Avec Génération farniente, l'auteur analyse et décrypte le vaste mouvement d'allergie au travail qui semble affecter notre pays.
La France est le pays où le temps passé au travail au cours d'une vie est l'un des plus faibles au monde. Il est celui des pays développés - exception faite de la Suède - où l'on part le plus tôt à la retraite.
Dans un style qui n'est pas sans rappeler celui d'un autre journaliste à succès, François de Closets qui publia en 1982 "Toujours plus", Pascal Perri croise le fer. La gauche politique est critiquée pour avoir délaissé la valeur travail et avoir abandonné tout respect des réalités économiques sur l'autel des principes politiques (exemple : les 35 heures).
La droite politique n'est pas moins observée avec sévérité pour ne pas suffisamment prendre en compte ce qui, par-delà l'approche économique, explique une "allergie générale au travail". Il s'agit là, dit l'auteur, d'un "phénomène culturel et anthropologique".
Notre pays a bâti, par la quantité de travail effectué et par les gains de productivité, un modèle social puissant et redistributeur. Ce modèle peut-il perdurer ? Pascal Perri le pense, si l'on répond à quatre défis importants :
une production différente pour répondre à l'exigence climatique. Il faut faire mieux avec moins ;
une réponse au vieillissement démographique pour avoir une population active suffisante ;
un recentrage en profondeur du système éducatif ;
un changement profond des modes de management.
Ce dernier point concerne les entreprises et non pas la classe politique.
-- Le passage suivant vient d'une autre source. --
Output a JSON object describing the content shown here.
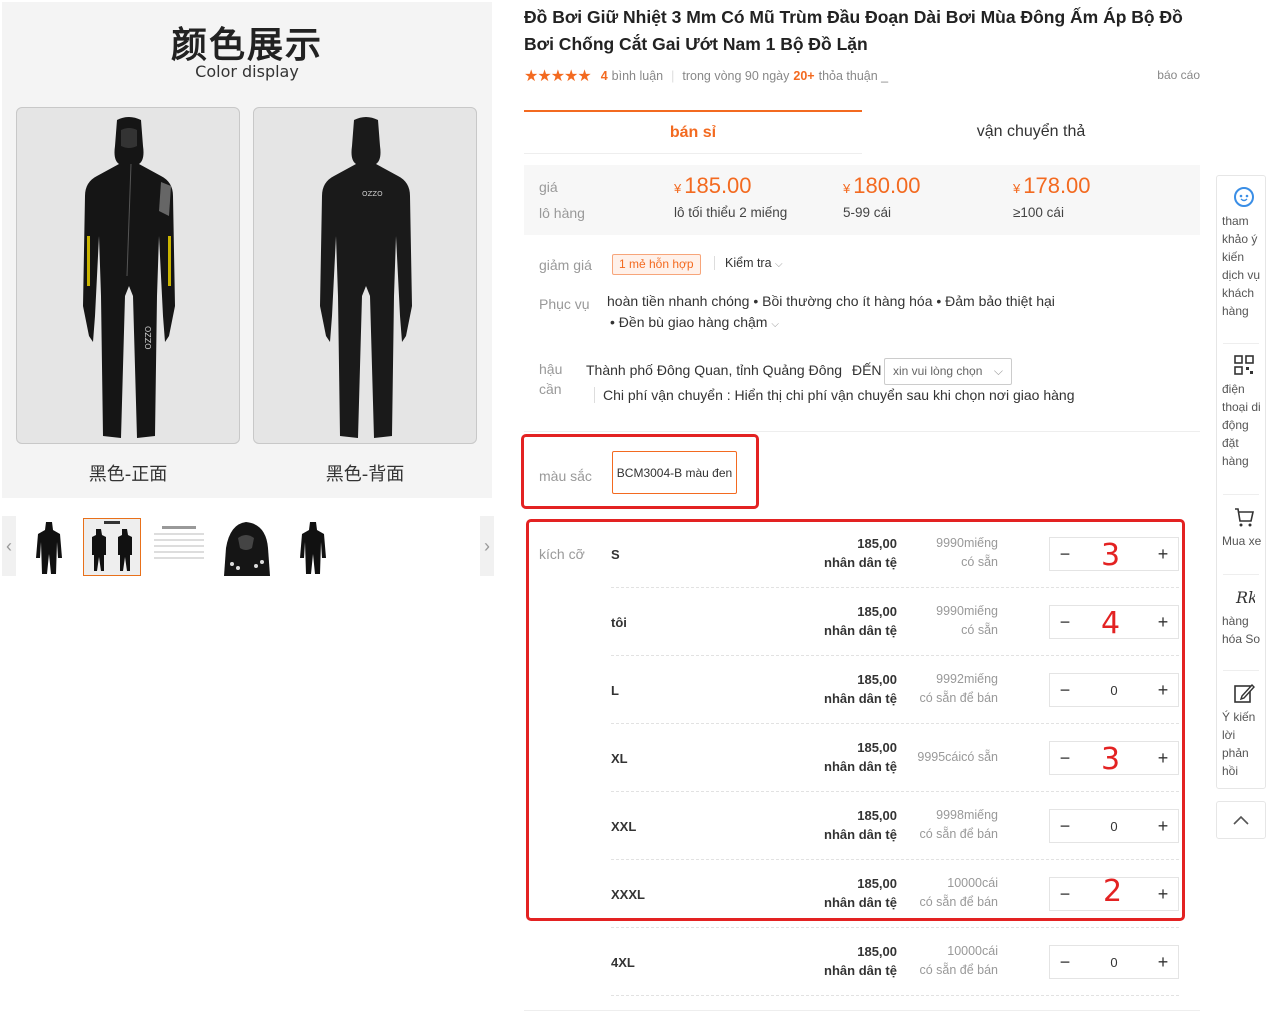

L'auteur écrit en conclusion de son ouvrage : "Les grands sujets de l’autonomie et de la liberté vont submerger le monde professionnel. Il faut répondre aux attentes avec une double préoccupation : réinvestir le sens collectif du travail – car une société de travailleurs isolés est vouée à l’échec – et respecter autant que possible le besoin croissant d’indépendance, au sens où celle-ci est
d’abord la maîtrise du temps."
Au sein des entreprises, les directions générales, tout autant que les directions des relations humaines, sont concernées. Il leur faut définir, installer et garantir dans la durée un management qui sache organiser cette durable préoccupation dont parle Pascal Perri.
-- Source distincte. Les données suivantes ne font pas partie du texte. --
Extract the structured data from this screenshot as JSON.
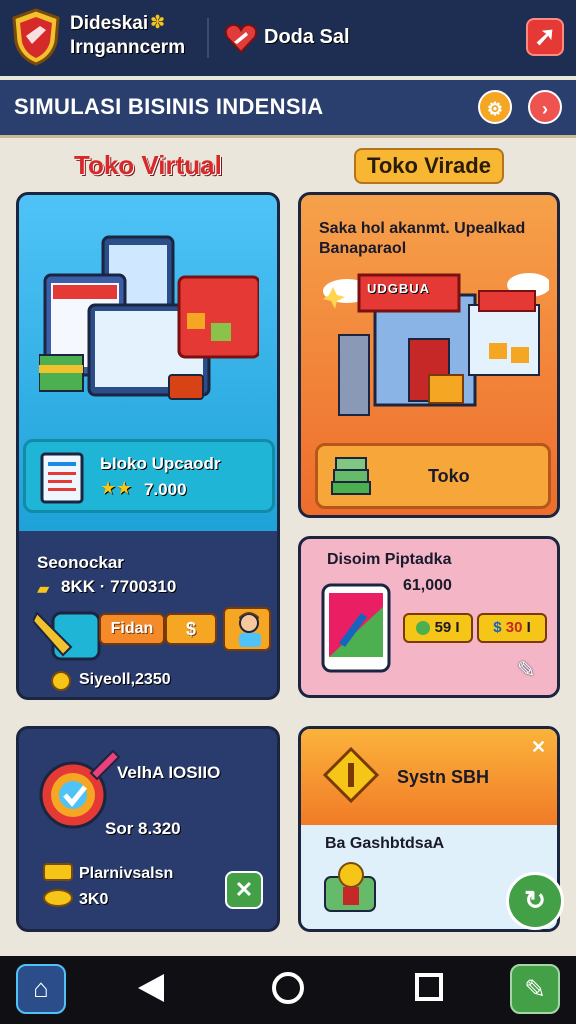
{
  "header": {
    "title_line1": "Dideskai",
    "title_line2": "Irnganncerm",
    "coins_label": "Doda Sal",
    "exit_icon": "exit-icon"
  },
  "titlebar": {
    "app_title": "SIMULASI BISINIS INDENSIA",
    "settings_icon": "gear-icon",
    "close_icon": "close-icon"
  },
  "sections": {
    "left_title": "Toko Virtual",
    "right_title": "Toko Virade"
  },
  "virtual_store": {
    "upgrade_title": "Ыoko Upcaodr",
    "upgrade_value": "7.000",
    "stars": 2,
    "stats_label": "Seonockar",
    "stats_value": "8KK · 7700310",
    "action_button": "Fidan",
    "currency_button": "$",
    "footer_value": "Siyeoll,2350"
  },
  "trade_store": {
    "description": "Saka hol akanmt. Upealkad Banaparaol",
    "sign_text": "UDGBUA",
    "button_label": "Toko"
  },
  "design_card": {
    "title": "Disoim Piptadka",
    "value": "61,000",
    "pill1": "59",
    "pill1_suffix": "I",
    "pill2": "30",
    "pill2_prefix": "$",
    "pill2_suffix": "I",
    "tool_icon": "wrench-icon"
  },
  "target_card": {
    "title": "VelhA IOSIIO",
    "stat": "Sor 8.320",
    "label": "Plarnivsalsn",
    "value": "3K0",
    "confirm_icon": "check-icon"
  },
  "system_card": {
    "title": "Systn SBH",
    "subtitle": "Ba GashbtdsaA",
    "close_icon": "close-icon",
    "fab_icon": "refresh-icon"
  },
  "navbar": {
    "home_icon": "home-icon",
    "back_icon": "back-icon",
    "home_circle_icon": "circle-home-icon",
    "recent_icon": "recent-apps-icon",
    "edit_icon": "pencil-icon"
  },
  "colors": {
    "header_bg": "#1e2e52",
    "titlebar_bg": "#2b3f6e",
    "accent_red": "#e53935",
    "accent_orange": "#f17b27",
    "accent_cyan": "#1fb5d6"
  }
}
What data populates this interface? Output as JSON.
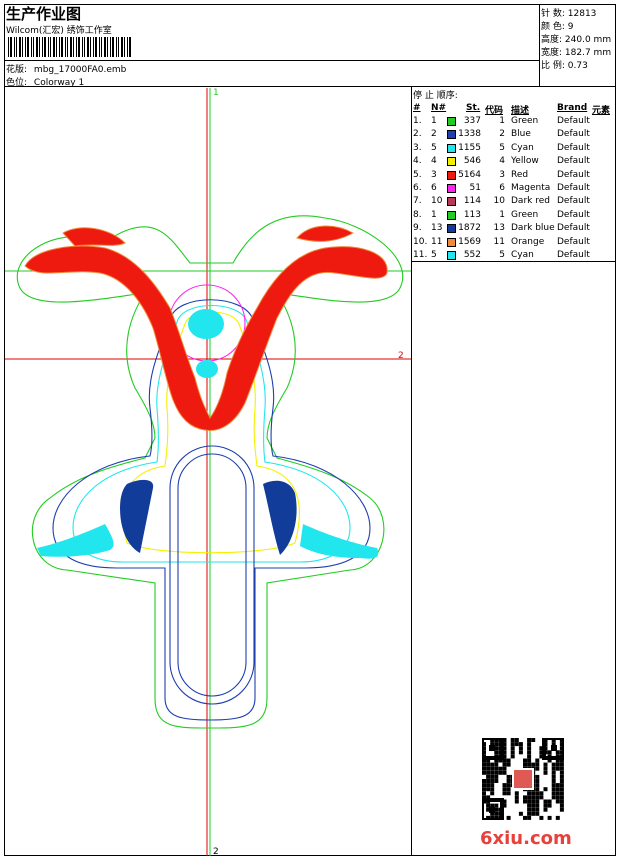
{
  "header": {
    "title": "生产作业图",
    "subtitle": "Wilcom(汇宏) 绣饰工作室",
    "design_label": "花版:",
    "design_value": "mbg_17000FA0.emb",
    "colorway_label": "色位:",
    "colorway_value": "Colorway 1"
  },
  "stats": [
    {
      "label": "针 数:",
      "value": "12813"
    },
    {
      "label": "颜 色:",
      "value": "9"
    },
    {
      "label": "高度:",
      "value": "240.0 mm"
    },
    {
      "label": "宽度:",
      "value": "182.7 mm"
    },
    {
      "label": "比 例:",
      "value": "0.73"
    }
  ],
  "stop_sequence": {
    "title": "停 止 顺序:",
    "headers": {
      "num": "#",
      "n": "N#",
      "st": "St.",
      "code": "代码",
      "desc": "描述",
      "brand": "Brand",
      "element": "元素"
    },
    "rows": [
      {
        "num": "1.",
        "n": "1",
        "color": "#22cc22",
        "st": "337",
        "code": "1",
        "desc": "Green",
        "brand": "Default"
      },
      {
        "num": "2.",
        "n": "2",
        "color": "#1f3fb0",
        "st": "1338",
        "code": "2",
        "desc": "Blue",
        "brand": "Default"
      },
      {
        "num": "3.",
        "n": "5",
        "color": "#22e6ee",
        "st": "1155",
        "code": "5",
        "desc": "Cyan",
        "brand": "Default"
      },
      {
        "num": "4.",
        "n": "4",
        "color": "#f5f000",
        "st": "546",
        "code": "4",
        "desc": "Yellow",
        "brand": "Default"
      },
      {
        "num": "5.",
        "n": "3",
        "color": "#ee1a10",
        "st": "5164",
        "code": "3",
        "desc": "Red",
        "brand": "Default"
      },
      {
        "num": "6.",
        "n": "6",
        "color": "#ff22ee",
        "st": "51",
        "code": "6",
        "desc": "Magenta",
        "brand": "Default"
      },
      {
        "num": "7.",
        "n": "10",
        "color": "#b8385a",
        "st": "114",
        "code": "10",
        "desc": "Dark red",
        "brand": "Default"
      },
      {
        "num": "8.",
        "n": "1",
        "color": "#22cc22",
        "st": "113",
        "code": "1",
        "desc": "Green",
        "brand": "Default"
      },
      {
        "num": "9.",
        "n": "13",
        "color": "#123c9a",
        "st": "1872",
        "code": "13",
        "desc": "Dark blue",
        "brand": "Default"
      },
      {
        "num": "10.",
        "n": "11",
        "color": "#f08a3a",
        "st": "1569",
        "code": "11",
        "desc": "Orange",
        "brand": "Default"
      },
      {
        "num": "11.",
        "n": "5",
        "color": "#22e6ee",
        "st": "552",
        "code": "5",
        "desc": "Cyan",
        "brand": "Default"
      }
    ]
  },
  "axes": {
    "v_top": "1",
    "v_bottom": "2",
    "h_right": "2"
  },
  "watermark": {
    "logo_text": "6xiu.com",
    "qr_icon": "qr-code-icon"
  }
}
Le management de proximité doit lui aussi maîtriser les nouvelles façons de gérer les personnes et les équipes au travail.
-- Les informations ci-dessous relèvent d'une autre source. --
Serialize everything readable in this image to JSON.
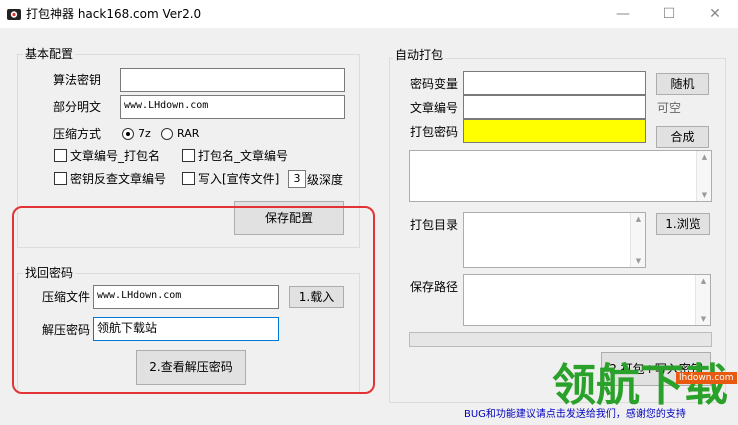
{
  "window": {
    "title": "打包神器 hack168.com Ver2.0",
    "controls": {
      "minimize": "—",
      "maximize": "☐",
      "close": "✕"
    }
  },
  "basic_config": {
    "legend": "基本配置",
    "algo_key_label": "算法密钥",
    "algo_key_value": "",
    "plaintext_label": "部分明文",
    "plaintext_value": "www.LHdown.com",
    "compress_label": "压缩方式",
    "radio_7z": "7z",
    "radio_rar": "RAR",
    "selected_compression": "7z",
    "chk_article_pack": "文章编号_打包名",
    "chk_pack_article": "打包名_文章编号",
    "chk_key_lookup": "密钥反查文章编号",
    "chk_write_promo": "写入[宣传文件]",
    "depth_value": "3",
    "depth_label": "级深度",
    "save_button": "保存配置"
  },
  "recover": {
    "legend": "找回密码",
    "file_label": "压缩文件",
    "file_value": "www.LHdown.com",
    "load_button": "1.载入",
    "pwd_label": "解压密码",
    "pwd_value": "领航下载站",
    "view_button": "2.查看解压密码"
  },
  "auto_pack": {
    "legend": "自动打包",
    "pwd_var_label": "密码变量",
    "pwd_var_value": "",
    "random_button": "随机",
    "article_no_label": "文章编号",
    "article_no_value": "",
    "optional_hint": "可空",
    "pack_pwd_label": "打包密码",
    "pack_pwd_value": "",
    "combine_button": "合成",
    "pack_dir_label": "打包目录",
    "browse_button": "1.浏览",
    "save_path_label": "保存路径",
    "pack_button": "2.打包+写入密钥"
  },
  "footer_text": "BUG和功能建议请点击发送给我们，感谢您的支持",
  "watermark": {
    "text": "领航下载",
    "site": "lhdown.com"
  },
  "colors": {
    "highlight": "#ffff00",
    "annotation": "#e23434",
    "footer": "#0000c0",
    "watermark": "#2aa12a"
  }
}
Et il n'est pas jusqu'aux syndicats à se remettre en cause pour répondre aux attentes des générations montantes qui délaissent des pratiques de l'action collective en risque d'être dépassées.
Bernard Vivier
1- Le travail, ce n'est plus grand chose
Quand on produit mieux, on peut travailler moins ! Une vie humaine de 85 ans représente un total, enfance comprise, de 744 600 heures. Quarante-trois années d’activité aux 35 heures (1 607 heures par an), soit 172 trimestres cotisés en vue de la retraite valent 69 101 heures. À l’évidence, le travail n’occupe pas toutes nos existences (9,2 % du temps de vie retenu et, pour être plus fidèle au quotidien, environ 20 à 25 % de notre temps de vie éveillée), y compris quand on ajoute une période d’études plus ou moins longues. Quand elle affirme que « l’économie capte l’essentiel de notre temps », la philosophe Cynthia Fleury se trompe. Elle se rattrape un peu après en évoquant « l’économie du divertissement qui accapare de plus en plus notre attention et notre énergie¹ ».
L’économie du divertissement n’est pas la production. Ne nous trompons pas de sujet. Nous ne sommes pas écrasés par le travail. Avec une quantité de travail modeste au regard des autres grands pays développés, nous parvenons à financer le train de vie de l’État et un modèle social ambitieux. Nous le faisons cependant au prix d’une dette laissée à nos enfants.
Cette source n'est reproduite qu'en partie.